Prof Chetty further relayed that in the short term, there should be a focus on vaccine acquisition to manage the present crisis. Long term plans requiring vaccines to be manufactured in Africa may mitigate both costs and availability of vaccines.
“When national leaders meet, they need to shift the focus from their own citizens and analyse how we can globally control this virus. The pandemic may continue to circle the globe for much longer or indefinitely, and they may be numerous outbreaks due to the nature of the virus, which replicates, creating a new strain.
Therefore, if we do not work in a global sense, countries which are hailed as superpowers are not going to read reach herd immunity,” Prof Chetty advised.
COVAX was initiated to distribute vaccines equitably throughout the world, based on where it is needed the most.
“Wealthy countries put money into contracts, they proceeded with bilateral negotiations and prepaid even before the vaccine was manufactured or before the clinical trials were finished. When the vaccines were released under Emergency Use Authorisation, these countries received millions of doses of the vaccine.

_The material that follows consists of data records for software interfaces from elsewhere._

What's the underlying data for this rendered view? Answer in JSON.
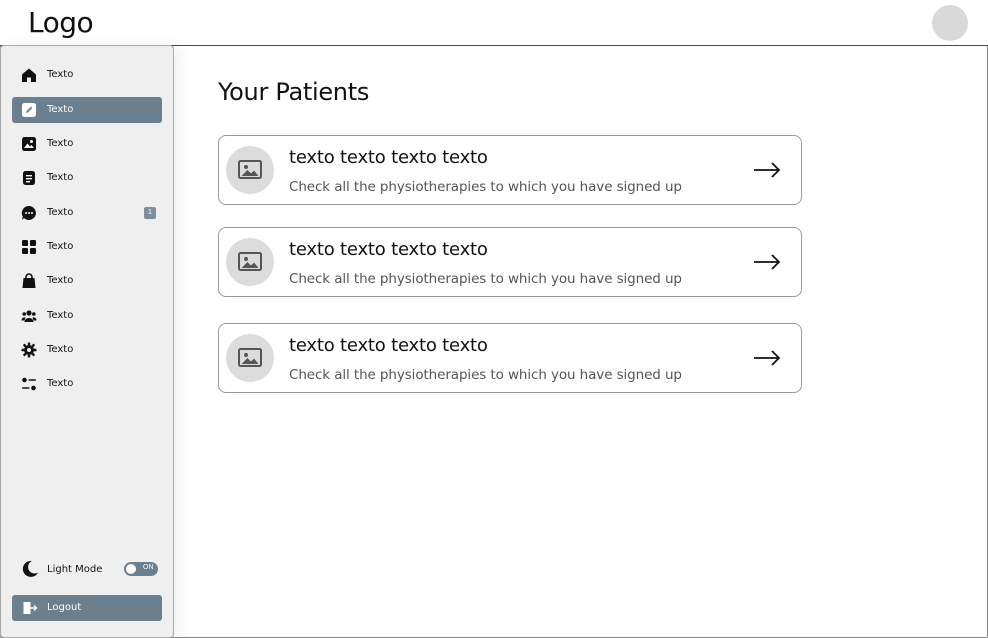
{
  "header": {
    "logo": "Logo"
  },
  "sidebar": {
    "items": [
      {
        "label": "Texto",
        "icon": "home-icon",
        "active": false
      },
      {
        "label": "Texto",
        "icon": "edit-icon",
        "active": true
      },
      {
        "label": "Texto",
        "icon": "image-icon",
        "active": false
      },
      {
        "label": "Texto",
        "icon": "document-icon",
        "active": false
      },
      {
        "label": "Texto",
        "icon": "chat-icon",
        "active": false,
        "badge": "1"
      },
      {
        "label": "Texto",
        "icon": "grid-icon",
        "active": false
      },
      {
        "label": "Texto",
        "icon": "bag-icon",
        "active": false
      },
      {
        "label": "Texto",
        "icon": "users-icon",
        "active": false
      },
      {
        "label": "Texto",
        "icon": "gear-icon",
        "active": false
      },
      {
        "label": "Texto",
        "icon": "sliders-icon",
        "active": false
      }
    ],
    "mode": {
      "label": "Light Mode",
      "toggle_text": "ON",
      "icon": "moon-icon"
    },
    "logout": {
      "label": "Logout",
      "icon": "logout-icon"
    }
  },
  "main": {
    "title": "Your Patients",
    "cards": [
      {
        "title": "texto texto texto texto",
        "subtitle": "Check all the physiotherapies to which you have signed up"
      },
      {
        "title": "texto texto texto texto",
        "subtitle": "Check all the physiotherapies to which you have signed up"
      },
      {
        "title": "texto texto texto texto",
        "subtitle": "Check all the physiotherapies to which you have signed up"
      }
    ]
  },
  "colors": {
    "accent": "#6b7f8e",
    "sidebar_bg": "#efefef",
    "avatar": "#d9d9d9"
  }
}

Countries like Africa are still waiting for allocations. These bilateral negotiations and acquiring the vaccine through the back door defeated the purpose of COVAX. The intention of COVAX, for equitable distribution of vaccines in Africa, did not take place. A newspaper article has reported that Canada has extra doses of vaccines, and they are seeking which countries to partner with to share the vaccines. However, the question arises, if they are unable to partner with countries these vaccines will expire and be wasted.
On the other hand, there is no assurance of these vaccines' effectiveness on strains that are circulating in different parts of the world. I want to conclude by saying, we are in a predicament because our governance principles were violated,” he said.
Prof Chetty remains optimistic. “The good news is that Africa has announced three centers in which the vaccines will be manufactured, so remanufactured in the continent for the continent. Vaccines prepacked in South Africa, in Port Elizabeth, for Johnson and Johnson, and we know there's a company in Cape Town that's going to license to fill in for the Pfizer group.
In Morocco, Sinopharm will be manufactured, and with this we're going to have a bigger turnover, which is a very good start, as we are manufacturing our own vaccines at a cost we can afford, and in quantities we need, for Africa,” he concluded.